First Blood’ appears to be two competing films, one pushing for the good-guys-versus-bad-guys dynamic that will typify action films and justify their carnage, and the other film featuring Stallone as a highly damaged vet, pushed into warfare by the uncaring civility that he fought for. Perhaps there is some trace of the reason for this in the story on IMDB trivia of how Stallone hated the first cut of the film and suggested his material be cut to let the others do the talking. This maybe accounts for the disconnect between the bravado of the dialogue and the harshness and bleakness of the action, which makes ‘First Blood’ more of discussion on machismo than one might expect.
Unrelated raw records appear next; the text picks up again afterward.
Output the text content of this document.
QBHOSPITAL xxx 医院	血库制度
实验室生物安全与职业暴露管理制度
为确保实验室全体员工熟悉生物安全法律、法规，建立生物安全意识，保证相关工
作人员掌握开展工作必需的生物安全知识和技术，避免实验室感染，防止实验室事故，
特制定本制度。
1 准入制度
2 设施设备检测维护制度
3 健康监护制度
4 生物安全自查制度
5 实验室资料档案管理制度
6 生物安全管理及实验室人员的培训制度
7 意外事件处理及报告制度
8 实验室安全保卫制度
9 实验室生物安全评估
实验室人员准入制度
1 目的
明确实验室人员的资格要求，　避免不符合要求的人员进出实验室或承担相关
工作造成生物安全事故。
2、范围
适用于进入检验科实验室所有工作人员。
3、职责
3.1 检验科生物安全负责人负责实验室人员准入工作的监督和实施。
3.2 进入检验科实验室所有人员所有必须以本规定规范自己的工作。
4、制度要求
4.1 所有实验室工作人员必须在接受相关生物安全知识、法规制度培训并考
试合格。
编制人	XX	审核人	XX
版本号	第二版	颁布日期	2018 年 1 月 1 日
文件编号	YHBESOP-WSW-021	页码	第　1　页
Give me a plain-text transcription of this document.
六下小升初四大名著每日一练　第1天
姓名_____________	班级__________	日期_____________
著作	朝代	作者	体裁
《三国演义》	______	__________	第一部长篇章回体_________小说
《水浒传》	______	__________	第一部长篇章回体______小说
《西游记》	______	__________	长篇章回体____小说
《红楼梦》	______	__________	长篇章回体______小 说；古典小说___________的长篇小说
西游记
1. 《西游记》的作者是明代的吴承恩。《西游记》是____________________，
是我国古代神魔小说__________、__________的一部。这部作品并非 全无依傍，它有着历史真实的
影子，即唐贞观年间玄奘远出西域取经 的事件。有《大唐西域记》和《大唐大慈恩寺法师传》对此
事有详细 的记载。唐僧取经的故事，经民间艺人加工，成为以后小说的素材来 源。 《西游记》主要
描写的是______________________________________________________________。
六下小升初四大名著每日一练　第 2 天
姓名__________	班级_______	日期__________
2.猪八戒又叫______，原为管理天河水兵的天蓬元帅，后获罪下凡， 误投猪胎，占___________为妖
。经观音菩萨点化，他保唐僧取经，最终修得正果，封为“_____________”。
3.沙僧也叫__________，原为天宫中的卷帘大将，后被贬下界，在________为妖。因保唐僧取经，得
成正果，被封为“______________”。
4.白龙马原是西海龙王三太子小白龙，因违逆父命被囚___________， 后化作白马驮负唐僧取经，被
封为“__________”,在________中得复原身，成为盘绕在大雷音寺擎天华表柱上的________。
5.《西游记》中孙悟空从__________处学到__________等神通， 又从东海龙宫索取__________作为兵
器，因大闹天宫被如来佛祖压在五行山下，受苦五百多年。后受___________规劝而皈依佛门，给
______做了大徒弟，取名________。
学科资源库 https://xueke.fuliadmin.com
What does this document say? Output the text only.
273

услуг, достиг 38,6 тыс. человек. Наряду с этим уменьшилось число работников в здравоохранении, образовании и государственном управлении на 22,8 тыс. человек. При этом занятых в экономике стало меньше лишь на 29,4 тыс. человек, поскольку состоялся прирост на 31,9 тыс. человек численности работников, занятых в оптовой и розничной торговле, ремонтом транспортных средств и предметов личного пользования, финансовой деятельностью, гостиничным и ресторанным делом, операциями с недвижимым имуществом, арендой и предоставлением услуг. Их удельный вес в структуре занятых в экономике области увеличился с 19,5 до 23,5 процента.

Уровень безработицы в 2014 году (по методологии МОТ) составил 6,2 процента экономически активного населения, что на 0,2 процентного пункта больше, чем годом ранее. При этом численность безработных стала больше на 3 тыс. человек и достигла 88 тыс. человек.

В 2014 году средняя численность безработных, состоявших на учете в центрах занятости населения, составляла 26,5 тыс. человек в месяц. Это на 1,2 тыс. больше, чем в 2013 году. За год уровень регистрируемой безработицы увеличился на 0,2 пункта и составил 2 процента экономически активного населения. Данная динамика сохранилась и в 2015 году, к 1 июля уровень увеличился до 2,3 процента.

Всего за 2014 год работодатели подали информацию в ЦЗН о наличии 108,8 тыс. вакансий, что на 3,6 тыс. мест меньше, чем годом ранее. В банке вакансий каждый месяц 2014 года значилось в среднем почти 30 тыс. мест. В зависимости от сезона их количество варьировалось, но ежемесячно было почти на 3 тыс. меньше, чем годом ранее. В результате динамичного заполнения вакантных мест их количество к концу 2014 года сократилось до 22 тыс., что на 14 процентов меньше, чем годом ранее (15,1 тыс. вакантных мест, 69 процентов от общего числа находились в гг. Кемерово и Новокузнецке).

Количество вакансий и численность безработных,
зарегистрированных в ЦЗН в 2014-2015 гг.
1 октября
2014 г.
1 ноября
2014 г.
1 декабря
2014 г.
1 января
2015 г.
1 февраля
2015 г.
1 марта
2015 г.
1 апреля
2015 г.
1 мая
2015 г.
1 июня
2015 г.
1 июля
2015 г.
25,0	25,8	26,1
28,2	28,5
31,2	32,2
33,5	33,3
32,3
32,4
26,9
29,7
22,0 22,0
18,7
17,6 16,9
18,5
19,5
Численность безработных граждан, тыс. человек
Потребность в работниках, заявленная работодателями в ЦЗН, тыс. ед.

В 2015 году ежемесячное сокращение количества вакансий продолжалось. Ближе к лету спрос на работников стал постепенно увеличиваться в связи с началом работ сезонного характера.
It would seem a lot just flew over people's heads: indeed, as a kid, I first heard about Rambo from friends going on about how he stitched himself up.

The other characters go on about how bad-ass Rambo is and act as part-time soldiers with their town as the battleground to protect, yet they’re not about to put themselves at risk unless the odds are irrevocably in their favour with a rocket launcher: they’re perfectly willing to kill the enemy (which for them is just a violent hobo) and pose for heroic pictures. Meanwhile, Stallone plays a broken mind, defaulting to soldier mode when misunderstood and provoked, but never really celebrating in this: there is a silent despair to his performance, helpless to what has been made of him. Rambo’s retaliation at wannabe tough guys may be translated as heroic, but he himself doesn’t really read his behaviour as such; no quips and one-liners from him, no sense that this is all some party or showing-off. Indeed, there is no heroic final act: the film ends with Rambo breaking down and sobbing about how he has been treated and what he experienced and then surrendering to the authorities. The sense is that the men will talk tough and tell tough stories about this long afterwards without understanding at all. And the action genre went on to mostly do the same. 




* Tagline: "This time he's fighting for his life." As opposed to what? When he was in war?